Maintain a complete and accurate digital asset inventory, enabling engineers to track hardware, firmware, and software over time, and actively analyze the vulnerabilities that may reside within them.
Cyber Secure Supply Chain Controls
Use procurement language and contract requirements to ensure that vendors, integrators, and third-party contractors deliver products that meet design specifications and adhere to organizational processes and controls that support cybersecurity
Planned Resilience with no Assumed Security
Expect that any digital component or system may be compromised at some point during its lifecycle, and plan for continued operation during and after a cyber attack that degrades digital controls. Implement a zero-trust architecture to the greatest degree possible.

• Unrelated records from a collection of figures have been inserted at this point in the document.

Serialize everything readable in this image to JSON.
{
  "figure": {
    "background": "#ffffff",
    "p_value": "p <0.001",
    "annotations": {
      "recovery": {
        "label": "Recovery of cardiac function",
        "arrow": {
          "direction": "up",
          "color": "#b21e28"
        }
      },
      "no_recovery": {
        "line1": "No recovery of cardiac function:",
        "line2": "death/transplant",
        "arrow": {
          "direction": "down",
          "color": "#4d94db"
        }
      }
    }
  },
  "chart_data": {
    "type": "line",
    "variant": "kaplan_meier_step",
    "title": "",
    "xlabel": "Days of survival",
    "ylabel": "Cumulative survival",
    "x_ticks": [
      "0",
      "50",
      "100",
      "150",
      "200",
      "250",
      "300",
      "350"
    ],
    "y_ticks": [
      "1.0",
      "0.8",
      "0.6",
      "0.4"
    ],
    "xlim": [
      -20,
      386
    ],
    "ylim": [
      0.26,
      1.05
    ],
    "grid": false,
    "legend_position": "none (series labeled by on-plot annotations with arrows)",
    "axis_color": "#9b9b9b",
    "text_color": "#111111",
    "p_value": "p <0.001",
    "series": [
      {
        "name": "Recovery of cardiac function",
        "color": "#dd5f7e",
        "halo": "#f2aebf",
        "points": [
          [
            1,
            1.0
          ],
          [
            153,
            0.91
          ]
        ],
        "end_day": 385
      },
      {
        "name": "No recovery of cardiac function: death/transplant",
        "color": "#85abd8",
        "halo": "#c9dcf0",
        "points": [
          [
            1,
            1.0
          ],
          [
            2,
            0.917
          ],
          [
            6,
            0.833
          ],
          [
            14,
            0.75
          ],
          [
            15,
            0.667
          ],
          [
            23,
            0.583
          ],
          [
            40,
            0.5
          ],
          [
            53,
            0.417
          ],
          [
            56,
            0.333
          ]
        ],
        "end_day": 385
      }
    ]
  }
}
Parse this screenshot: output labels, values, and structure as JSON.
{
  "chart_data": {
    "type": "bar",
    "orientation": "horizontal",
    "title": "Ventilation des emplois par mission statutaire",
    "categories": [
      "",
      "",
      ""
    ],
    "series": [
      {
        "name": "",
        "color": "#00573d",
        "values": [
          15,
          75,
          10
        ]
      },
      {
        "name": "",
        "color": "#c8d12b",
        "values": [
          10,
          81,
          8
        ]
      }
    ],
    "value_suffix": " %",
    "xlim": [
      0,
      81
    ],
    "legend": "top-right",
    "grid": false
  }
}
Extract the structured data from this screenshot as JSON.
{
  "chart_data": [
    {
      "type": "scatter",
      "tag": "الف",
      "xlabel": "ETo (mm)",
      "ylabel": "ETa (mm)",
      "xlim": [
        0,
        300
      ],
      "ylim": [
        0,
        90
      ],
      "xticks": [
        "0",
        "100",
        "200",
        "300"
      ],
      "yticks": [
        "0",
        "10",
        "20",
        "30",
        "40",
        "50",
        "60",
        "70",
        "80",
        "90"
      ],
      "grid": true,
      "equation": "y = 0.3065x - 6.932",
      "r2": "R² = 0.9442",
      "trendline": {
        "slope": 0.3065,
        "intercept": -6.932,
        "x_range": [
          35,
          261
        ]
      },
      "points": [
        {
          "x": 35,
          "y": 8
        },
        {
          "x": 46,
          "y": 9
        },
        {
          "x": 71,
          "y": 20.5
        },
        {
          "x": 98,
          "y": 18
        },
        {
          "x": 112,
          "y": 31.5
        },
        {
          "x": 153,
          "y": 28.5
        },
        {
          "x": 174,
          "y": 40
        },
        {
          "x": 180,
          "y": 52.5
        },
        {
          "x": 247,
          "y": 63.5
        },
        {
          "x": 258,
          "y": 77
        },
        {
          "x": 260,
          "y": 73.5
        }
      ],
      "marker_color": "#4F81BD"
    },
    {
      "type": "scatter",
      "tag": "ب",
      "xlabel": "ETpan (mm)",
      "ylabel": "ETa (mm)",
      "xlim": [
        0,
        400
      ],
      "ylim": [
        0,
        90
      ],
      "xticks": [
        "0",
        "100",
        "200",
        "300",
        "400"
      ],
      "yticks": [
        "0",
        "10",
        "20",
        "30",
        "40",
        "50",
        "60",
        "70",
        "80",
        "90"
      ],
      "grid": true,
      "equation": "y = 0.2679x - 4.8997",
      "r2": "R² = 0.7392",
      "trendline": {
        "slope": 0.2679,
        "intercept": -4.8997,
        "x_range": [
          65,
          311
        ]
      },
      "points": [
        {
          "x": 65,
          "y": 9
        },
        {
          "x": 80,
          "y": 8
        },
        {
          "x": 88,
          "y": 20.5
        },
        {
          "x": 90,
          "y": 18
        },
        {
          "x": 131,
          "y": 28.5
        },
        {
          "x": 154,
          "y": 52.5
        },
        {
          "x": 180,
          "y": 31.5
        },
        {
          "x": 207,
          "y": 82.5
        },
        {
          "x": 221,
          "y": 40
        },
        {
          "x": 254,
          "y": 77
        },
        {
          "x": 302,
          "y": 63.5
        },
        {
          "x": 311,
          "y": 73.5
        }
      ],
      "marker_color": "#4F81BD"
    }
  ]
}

Engineering Information Control
Protect sensitive engineering records—including requirements, specifications, designs, configurations, testing, etc.—that if released may provide attackers critical information that places those systems at greater risk.
Cybersecurity Culture
Build cybersecurity into the organizational culture by leveraging a crossfunctional and cross-disciplinary team to consider cyber-related concerns in the system design and implementation. Adopt continuous cybersecurity training across the organization to collectively empower all staff to participate in cybersecurity.